In un clima di così grande paura era lecito chiedersi se valesse la pena rischiare. Perché spendere risorse fisiche ed economiche per un pacco gara, quando a casa nostra c’è la famiglia che ci aspetta? Nell’ambiente ciclistico si sente spesso dire che le gare organizzate al nord o comunque fuori dal profondo sud in fatto di sicurezza poggiano su basi più solide. Per verificare, ho abbracciato l’idea di chiudere la stagione con una prestigiosa granfondo internazionale che ogni anno si tiene a Roma nel mese di Ottobre: la Granfondo Campagnolo, giunta alla sua 5^ edizione.
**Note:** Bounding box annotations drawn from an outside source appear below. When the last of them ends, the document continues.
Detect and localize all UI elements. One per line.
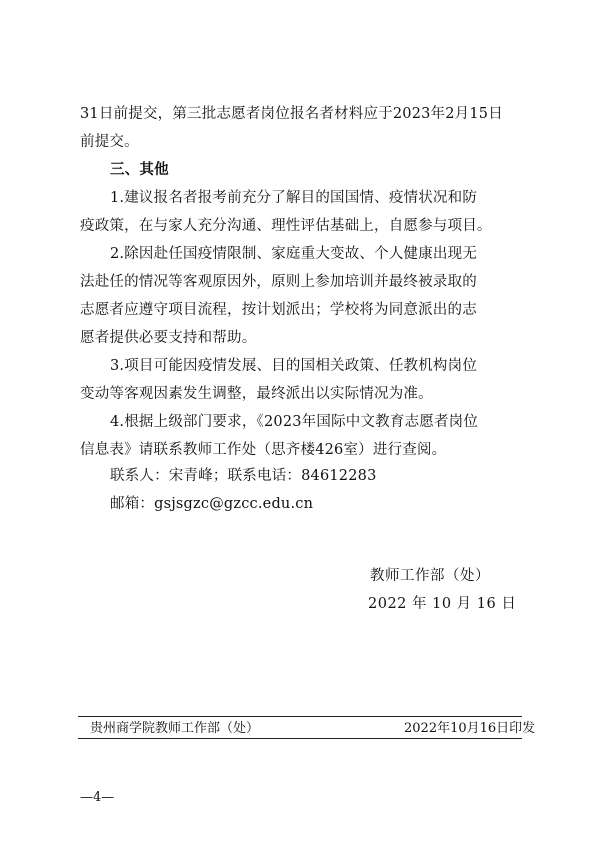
- email-line: 邮箱：gsjsgzc@gzcc.edu.cn: [110, 496, 314, 512]
- contact-line: 联系人：宋青峰；联系电话：84612283: [110, 468, 377, 484]
- page-number: —4—: [80, 790, 115, 805]
- signature-date: 2022 年 10 月 16 日: [368, 596, 517, 612]
- item-3-line-1: 3.项目可能因疫情发展、目的国相关政策、任教机构岗位: [110, 358, 478, 374]
- item-2-line-3: 志愿者应遵守项目流程，按计划派出；学校将为同意派出的志: [80, 302, 477, 318]
- item-2-line-4: 愿者提供必要支持和帮助。: [80, 330, 257, 346]
- body-line-1: 31日前提交，第三批志愿者岗位报名者材料应于2023年2月15日: [80, 106, 503, 122]
- item-2-line-1: 2.除因赴任国疫情限制、家庭重大变故、个人健康出现无: [110, 246, 478, 262]
- footer-top-rule: [78, 716, 522, 717]
- item-2-line-2: 法赴任的情况等客观原因外，原则上参加培训并最终被录取的: [80, 274, 477, 290]
- item-1-line-1: 1.建议报名者报考前充分了解目的国国情、疫情状况和防: [110, 190, 478, 206]
- item-3-line-2: 变动等客观因素发生调整，最终派出以实际情况为准。: [80, 386, 433, 402]
- body-line-2: 前提交。: [80, 134, 139, 150]
- footer-bottom-rule: [78, 738, 522, 739]
- section-heading-other: 三、其他: [110, 162, 169, 178]
- footer-issuer: 贵州商学院教师工作部（处）: [90, 721, 260, 736]
- item-4-line-1: 4.根据上级部门要求，《2023年国际中文教育志愿者岗位: [110, 414, 479, 430]
- footer-print-date: 2022年10月16日印发: [404, 721, 536, 736]
- item-1-line-2: 疫政策，在与家人充分沟通、理性评估基础上，自愿参与项目。: [80, 218, 492, 234]
- signature-department: 教师工作部（处）: [370, 568, 490, 584]
- item-4-line-2: 信息表》请联系教师工作处（思齐楼426室）进行查阅。: [80, 442, 447, 458]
Mi sono messo in viaggio sotto una pioggia battente e un cielo nero che rimase tale fino alla sera prima dell’evento. Poi, poche ore prima della partenza la pioggia ci dato  un po’ di tregua e così mi sono preparato per andare in griglia nella famosa via dei Fori Imperiali. Ancora era buio e vedere il Colosseo illuminato mi ha dato un’ emozione forte. La città Eterna accoglieva ciclisti provenienti da tutta Europa. Eravamo più di 5000. La partenza è scattata puntualissima e davvero efficiente si è dimostrato  il servizio di sicurezza lungo tutti i 125 km del percorso. Non ho incrociato un’auto dall’inizio alla fine, mentre un po’ ovunque erano presenti uomini in divisa, soccorritori, volontari, personale per l’assistenza tecnica in caso di problemi alla meccanica, transenne e molti punti di ristoro. L’iscrizione è costata un po’ più del consueto ma ne è valsa la pena. E che dire del fascino dei Castelli, del lago di Albano e dei monumenti romani che si incontravano lungo il tracciato e che sono stati la “ciliegina sulla torta” di questa giornata memorabile? Tutto ciò mi ha reso cosciente di quanto ancora il Sud sia assai indietro sul piano della sicurezza e dell’organizzazione, nonostante la cultura del ciclismo si stia diffondendo in questi ultimi anni, grazie anche al carisma del nostro Vincenzo Nibali. Naturalmente i chilometri da macinare apportano benefici alla salute, ma la vita deve essere tutelata con adeguate misure e con più massicce campagne di sensibilizzazione su questo fronte per fare il salto di qualità.